Wang Heming, Wang DeLiang
Department of Computer Science and Engineering, The Ohio State University, USA.
Center for Cognitive and Brain Sciences, The Ohio State University, USA.
Proc IEEE Int Conf Acoust Speech Signal Process. 2022 May;2022:7862-7866. doi: 10.1109/icassp43922.2022.9747752. Epub 2022 Apr 27.
This paper proposes a novel cascade architecture to address the monaural speech enhancement problem. We leverage three different domains of speech representation, namely spectral magnitude, waveform, and complex spectrogram, to progressively suppress the background noise within noisy speech. Our proposed neural cascade architecture consists of three modules, and each operates on the original noisy input and the output of the previous module in a distinct speech representation.
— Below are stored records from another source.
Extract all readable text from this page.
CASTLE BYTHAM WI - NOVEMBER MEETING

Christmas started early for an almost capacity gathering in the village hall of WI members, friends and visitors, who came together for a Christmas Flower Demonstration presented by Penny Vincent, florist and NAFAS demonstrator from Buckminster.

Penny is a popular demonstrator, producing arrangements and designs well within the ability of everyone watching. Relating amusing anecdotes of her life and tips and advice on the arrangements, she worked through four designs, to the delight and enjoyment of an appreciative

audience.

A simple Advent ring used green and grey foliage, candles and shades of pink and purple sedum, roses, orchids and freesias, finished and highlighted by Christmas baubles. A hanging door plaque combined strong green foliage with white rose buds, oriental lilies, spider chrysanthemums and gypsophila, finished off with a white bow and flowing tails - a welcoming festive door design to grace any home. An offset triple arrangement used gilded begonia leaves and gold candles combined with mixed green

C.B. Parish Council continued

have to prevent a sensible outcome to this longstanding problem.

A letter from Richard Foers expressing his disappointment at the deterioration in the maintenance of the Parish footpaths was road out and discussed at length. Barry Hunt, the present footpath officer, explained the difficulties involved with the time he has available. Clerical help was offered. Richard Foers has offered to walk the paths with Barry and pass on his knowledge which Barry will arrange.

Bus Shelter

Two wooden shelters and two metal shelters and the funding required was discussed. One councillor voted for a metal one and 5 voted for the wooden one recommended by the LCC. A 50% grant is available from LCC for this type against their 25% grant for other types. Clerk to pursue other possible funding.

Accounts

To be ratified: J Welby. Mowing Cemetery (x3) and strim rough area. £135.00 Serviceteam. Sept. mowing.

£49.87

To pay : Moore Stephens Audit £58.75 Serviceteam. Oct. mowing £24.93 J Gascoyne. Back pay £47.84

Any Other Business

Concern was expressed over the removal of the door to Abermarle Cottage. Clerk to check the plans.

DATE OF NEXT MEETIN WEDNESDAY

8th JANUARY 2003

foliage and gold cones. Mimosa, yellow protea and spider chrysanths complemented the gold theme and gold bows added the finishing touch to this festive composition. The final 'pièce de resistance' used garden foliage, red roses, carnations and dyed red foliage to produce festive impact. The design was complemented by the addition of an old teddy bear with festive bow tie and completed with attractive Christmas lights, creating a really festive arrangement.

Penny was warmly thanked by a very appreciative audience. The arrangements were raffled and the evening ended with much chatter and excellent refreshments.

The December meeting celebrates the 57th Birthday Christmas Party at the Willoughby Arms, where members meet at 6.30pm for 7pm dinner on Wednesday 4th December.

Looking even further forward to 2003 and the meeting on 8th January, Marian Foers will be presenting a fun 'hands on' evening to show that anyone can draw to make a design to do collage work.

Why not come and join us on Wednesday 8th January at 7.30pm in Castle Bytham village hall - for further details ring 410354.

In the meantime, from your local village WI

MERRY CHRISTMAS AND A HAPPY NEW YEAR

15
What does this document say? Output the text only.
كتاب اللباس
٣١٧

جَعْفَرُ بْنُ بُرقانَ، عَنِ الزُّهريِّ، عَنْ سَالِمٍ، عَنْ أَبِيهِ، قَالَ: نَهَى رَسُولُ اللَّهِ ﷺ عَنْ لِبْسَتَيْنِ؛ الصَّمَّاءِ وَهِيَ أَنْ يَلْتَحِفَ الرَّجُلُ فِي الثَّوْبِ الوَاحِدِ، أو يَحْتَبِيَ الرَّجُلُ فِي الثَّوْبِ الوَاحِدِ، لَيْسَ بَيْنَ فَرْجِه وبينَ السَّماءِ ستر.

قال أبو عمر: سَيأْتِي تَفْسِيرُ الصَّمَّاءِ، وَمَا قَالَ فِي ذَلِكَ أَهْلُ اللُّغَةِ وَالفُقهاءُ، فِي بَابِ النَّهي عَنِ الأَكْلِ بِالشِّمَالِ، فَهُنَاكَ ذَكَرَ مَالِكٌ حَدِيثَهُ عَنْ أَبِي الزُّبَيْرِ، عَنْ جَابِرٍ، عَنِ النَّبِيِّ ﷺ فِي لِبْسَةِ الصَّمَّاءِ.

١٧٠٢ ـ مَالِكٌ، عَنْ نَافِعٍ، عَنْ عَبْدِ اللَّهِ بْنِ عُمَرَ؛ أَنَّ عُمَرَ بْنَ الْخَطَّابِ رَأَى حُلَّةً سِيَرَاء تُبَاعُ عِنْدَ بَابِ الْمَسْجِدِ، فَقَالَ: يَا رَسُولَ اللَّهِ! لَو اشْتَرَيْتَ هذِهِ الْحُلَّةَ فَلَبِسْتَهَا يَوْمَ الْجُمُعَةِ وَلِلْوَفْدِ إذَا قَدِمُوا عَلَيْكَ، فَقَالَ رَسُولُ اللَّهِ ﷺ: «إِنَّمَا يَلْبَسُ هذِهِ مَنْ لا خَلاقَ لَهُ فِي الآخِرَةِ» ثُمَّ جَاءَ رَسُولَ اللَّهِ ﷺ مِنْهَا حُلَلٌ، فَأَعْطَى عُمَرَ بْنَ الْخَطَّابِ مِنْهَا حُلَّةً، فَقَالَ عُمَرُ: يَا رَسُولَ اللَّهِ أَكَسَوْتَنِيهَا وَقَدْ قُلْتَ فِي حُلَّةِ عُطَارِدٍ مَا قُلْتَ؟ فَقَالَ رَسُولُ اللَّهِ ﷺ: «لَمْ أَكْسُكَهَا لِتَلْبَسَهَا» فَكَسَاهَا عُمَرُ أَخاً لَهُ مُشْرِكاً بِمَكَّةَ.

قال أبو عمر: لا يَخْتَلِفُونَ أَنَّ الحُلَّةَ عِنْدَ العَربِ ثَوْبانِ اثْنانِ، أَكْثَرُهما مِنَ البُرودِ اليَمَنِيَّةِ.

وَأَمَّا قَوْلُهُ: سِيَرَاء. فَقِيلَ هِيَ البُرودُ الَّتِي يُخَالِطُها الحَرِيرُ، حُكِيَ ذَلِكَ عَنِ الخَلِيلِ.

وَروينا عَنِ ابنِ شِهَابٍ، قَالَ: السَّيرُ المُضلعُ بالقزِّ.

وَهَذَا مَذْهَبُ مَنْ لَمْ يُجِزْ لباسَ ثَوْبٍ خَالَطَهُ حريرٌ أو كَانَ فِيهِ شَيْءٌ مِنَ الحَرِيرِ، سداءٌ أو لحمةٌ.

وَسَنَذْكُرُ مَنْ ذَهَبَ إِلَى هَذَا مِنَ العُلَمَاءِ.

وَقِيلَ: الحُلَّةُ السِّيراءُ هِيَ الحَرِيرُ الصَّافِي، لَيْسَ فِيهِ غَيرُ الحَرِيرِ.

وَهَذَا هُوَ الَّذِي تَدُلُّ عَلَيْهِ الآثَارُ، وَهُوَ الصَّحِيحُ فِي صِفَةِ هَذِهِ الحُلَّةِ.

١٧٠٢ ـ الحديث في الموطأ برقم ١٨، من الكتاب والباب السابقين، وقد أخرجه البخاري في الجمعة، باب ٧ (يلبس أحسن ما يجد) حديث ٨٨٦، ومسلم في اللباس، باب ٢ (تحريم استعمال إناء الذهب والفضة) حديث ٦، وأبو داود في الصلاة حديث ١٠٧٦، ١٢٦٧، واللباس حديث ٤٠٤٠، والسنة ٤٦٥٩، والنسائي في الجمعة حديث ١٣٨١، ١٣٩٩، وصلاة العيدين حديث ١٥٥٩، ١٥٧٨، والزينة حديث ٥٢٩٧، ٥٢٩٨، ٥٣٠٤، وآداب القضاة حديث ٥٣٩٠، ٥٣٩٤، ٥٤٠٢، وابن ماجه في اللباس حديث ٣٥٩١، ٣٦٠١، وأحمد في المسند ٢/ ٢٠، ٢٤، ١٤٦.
During training, the network simultaneously optimizes all modules with a triple-domain loss. Experiments on the WSJ0 SI-84 corpus demonstrate that our proposed approach achieves superior enhancement results, and substantially outperforms previous baselines in terms of both speech quality and intelligibility.
本文提出了一种新颖的级联架构来解决单声道语音增强问题。我们利用语音表示的三个不同域,即频谱幅度、波形和复谱图,逐步抑制噪声语音中的背景噪声。我们提出的神经级联架构由三个模块组成,每个模块在不同的语音表示中对原始噪声输入和前一个模块的输出进行操作。在训练过程中,网络使用三域损失同时优化所有模块。在WSJ0 SI - 84语料库上的实验表明,我们提出的方法取得了优异的增强效果,并且在语音质量和可懂度方面均显著优于先前的基线方法。